The Hound / The Colour Out of Space
H. P. Lovecraft
My wife picked up a book of Lovecraft’s stories.  I’m not sure why, she’s really not into horror, but from time to time she’ll check out an anthology from the library and then pick out the stuff worth looking at, and give me a list.  I was interested in The Hound, because it was another black-dog story, like Hound of the Baskervilles.  I’m keenly interested in black-dog stories, because the sequel to Mage’s Craft (the novel I wrote) is going to be kind of about this.  Not sure what to rate these.  3.5 stars.

Something Wicked This Way Comes
Ray Bradbury
I had really mixed feelings on this one.  On the one hand, the story is brilliant.  This is worthy of a Stephen King award for horror / speculative fiction, or something.  It’s that good.  On the other hand I’m not sure about Bradbury’s writing, per se.  Bradbury is a master of metaphor, but sometimes he overdoes it to the point where you really can’t tell what’s going on.  There was quite a bit of that in this novel.  I had to re-read several scenes, and some of them I just had to shrug and move on.  And on top of that, the main character’s father (the librarian) talks with the same heavily metaphorical voice as the narrator, which makes me wonder who’s narrating, and who’s speaking in dialog.  Anyway, I’m probably a heretic for saying this because Bradbury is so well respected, but 3 stars.

Partials
Dan Wells
This was really well done. I’ll probably pick up the sequel.  Someday.  I’d be more excited about it if there weren’t so many post-apocalyptic novels out there.  Even still, four stars.  Go read it.

Redshirts
John Scalzi
I have mixed feelings about Scalzi.  On the one hand I don’t appreciate the way he uses his fame and his clout in the Sci-Fi community to push his heavily liberal agenda and shame other authors who don’t follow his beliefs…and on the other hand, his writing is just so gawl-dang good!  Scalzi isn’t Stephen King, and he’s not Bernard Cornwell.  He’s not that kind of good.  He’s more like…hilariously entertaining Terry Pratchett kind of good.  He fancies himself as a comical sci-fi writer, like Douglas Adams (Hitchhiker’s Guide to the Galaxy), but I don’t agree with that so much, either.  I never took Adams seriously—and I was never meant to—but I do take Scalzi seriously.  He has a way of being able to spin a serious plot, weave in a social issue (sometimes a little in your face), and pull it off in a way that feels really entertaining.  I can zip through 30 pages like it’s nothing.  Something else about Scalzi’s writing, too, is that he never describes his characters, and he never describes scenery.  His stories are always page after page of witty, tight, charming, serious-yet-funny, repartee.  Yum!  Five stars.  Oh, wait…the book is about a bunch of crewmen on a space-ship—er…never mind, that will totally give it away.  Just read it!
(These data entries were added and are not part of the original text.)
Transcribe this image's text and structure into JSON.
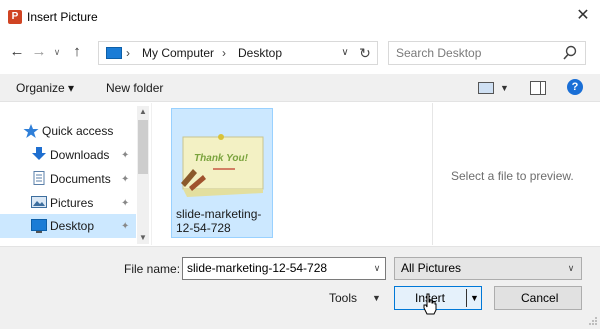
{
  "window": {
    "title": "Insert Picture",
    "app_icon_letter": "P",
    "close_glyph": "✕"
  },
  "address": {
    "back_glyph": "←",
    "forward_glyph": "→",
    "recent_glyph": "∨",
    "up_glyph": "↑",
    "separator": "›",
    "crumbs": [
      "My Computer",
      "Desktop"
    ],
    "dropdown_glyph": "∨",
    "refresh_glyph": "↻"
  },
  "search": {
    "placeholder": "Search Desktop",
    "icon": "search-icon"
  },
  "toolbar": {
    "organize_label": "Organize ▾",
    "new_folder_label": "New folder",
    "view_arrow": "▼",
    "help_glyph": "?"
  },
  "nav": {
    "scroll_up": "▲",
    "scroll_down": "▼",
    "pin_glyph": "✦",
    "items": [
      {
        "label": "Quick access",
        "icon": "star-icon"
      },
      {
        "label": "Downloads",
        "icon": "download-icon",
        "pinned": true
      },
      {
        "label": "Documents",
        "icon": "document-icon",
        "pinned": true
      },
      {
        "label": "Pictures",
        "icon": "pictures-icon",
        "pinned": true
      },
      {
        "label": "Desktop",
        "icon": "desktop-icon",
        "pinned": true,
        "selected": true
      }
    ]
  },
  "files": [
    {
      "name": "slide-marketing-12-54-728",
      "thumbnail_text": "Thank You!",
      "selected": true
    }
  ],
  "preview": {
    "message": "Select a file to preview."
  },
  "bottom": {
    "file_name_label": "File name:",
    "file_name_value": "slide-marketing-12-54-728",
    "file_type_value": "All Pictures",
    "tools_label": "Tools",
    "insert_label": "Insert",
    "cancel_label": "Cancel",
    "dropdown_glyph": "∨",
    "arrow_glyph": "▼"
  },
  "colors": {
    "accent": "#0078d7",
    "selection": "#cce8ff",
    "app_icon": "#d04423"
  }
}
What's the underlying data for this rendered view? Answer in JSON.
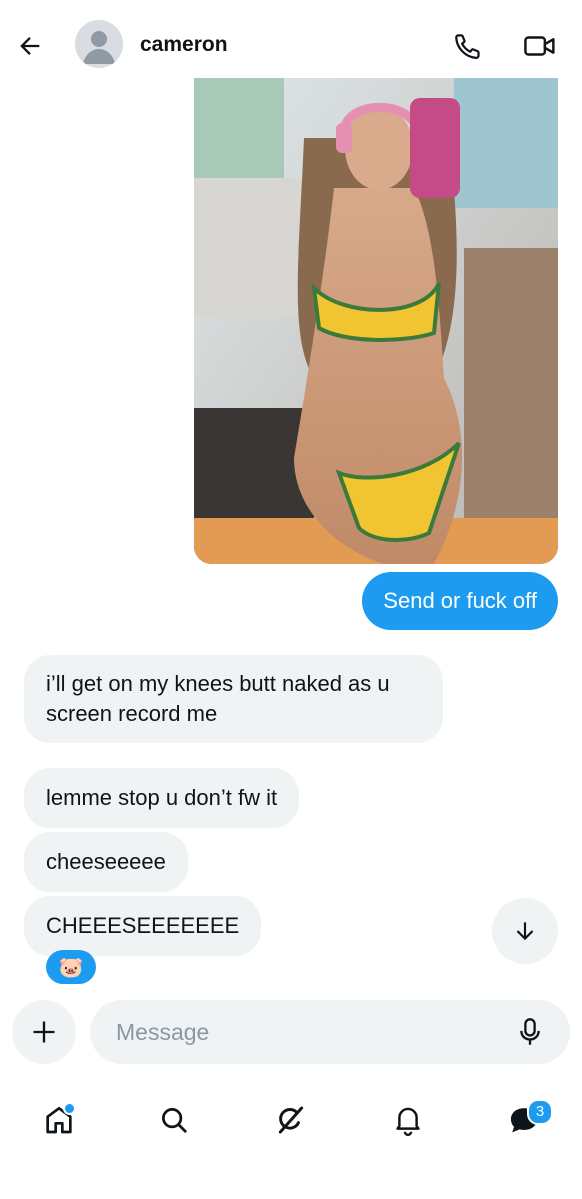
{
  "header": {
    "back_icon": "arrow-left-icon",
    "contact_name": "cameron",
    "call_icon": "phone-icon",
    "video_icon": "video-camera-icon"
  },
  "conversation": {
    "photo_message": {
      "icon": "image-attachment",
      "sender": "me"
    },
    "sent_messages": [
      {
        "text": "Send or fuck off"
      }
    ],
    "received_messages": [
      {
        "text": "i’ll get on my knees butt naked as u screen record me"
      },
      {
        "text": "lemme stop u don’t fw it"
      },
      {
        "text": "cheeseeeee"
      },
      {
        "text": "CHEEESEEEEEEE"
      }
    ],
    "reaction": "🐷",
    "scroll_down_icon": "arrow-down-icon"
  },
  "composer": {
    "add_icon": "plus-icon",
    "placeholder": "Message",
    "value": "",
    "mic_icon": "microphone-icon"
  },
  "bottom_nav": {
    "items": [
      {
        "name": "home",
        "icon": "home-icon",
        "has_dot": true
      },
      {
        "name": "search",
        "icon": "search-icon"
      },
      {
        "name": "grok",
        "icon": "grok-icon"
      },
      {
        "name": "notifications",
        "icon": "bell-icon"
      },
      {
        "name": "messages",
        "icon": "messages-icon",
        "badge": "3"
      }
    ]
  },
  "colors": {
    "accent": "#1d9bf0",
    "bubble_received": "#eff3f4",
    "text": "#0f1419",
    "placeholder": "#8b98a5"
  }
}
One Flew Over the Cuckoo’s Nest
Ken Kesey
I read this because I’m looking for character sketches for the sequel to my novel, Mage’s Craft.  Nurse Ratched is at the top of everyone’s top-ten list of all-time villains.  When I heard that the movie was made from a book, I checked it out from the library.  The writing is super-good.  It’s Stephen King good.  You literary snobby types will love it, too.  Five big-ones.

The Host
Stephanie Meyer
I think I grew half a uterus reading this.  Tedious, tedious, tedious.  There’s a lot of emotional working-it-out kind of internal struggle, which as I guy made me want to slap the main character and tell her to pull her crap together.  That said, I DID finish it.  Am I made into a better person?  A more caring sort of man, in touch with his feminine side?  Not really sure.  That said, I think the book merits some serious praise.  You’ll like it.  Even if you’re a guy.  It’s worth it.  3.5 to 4 stars (depending on how many X-chromosomes you have).

Partial credit

Everything’s Eventual
Stephen King
This is another anthology.  It’s got a nice mix of stuff in it, and all of it short.  I read short story anthologies when I’m between books and looking for a snack.  Something light.  I’m still working my way through it, but currently I’m stuck in the middle of Fuzzy Nation (another Scalzi book), and after that I’ve got something else that I grabbed off the library shelf at random.

So…that’s nineteen books, and some spare change if you count the Lovecraft stories.  Wow, a record for me.  It’s been a very full year.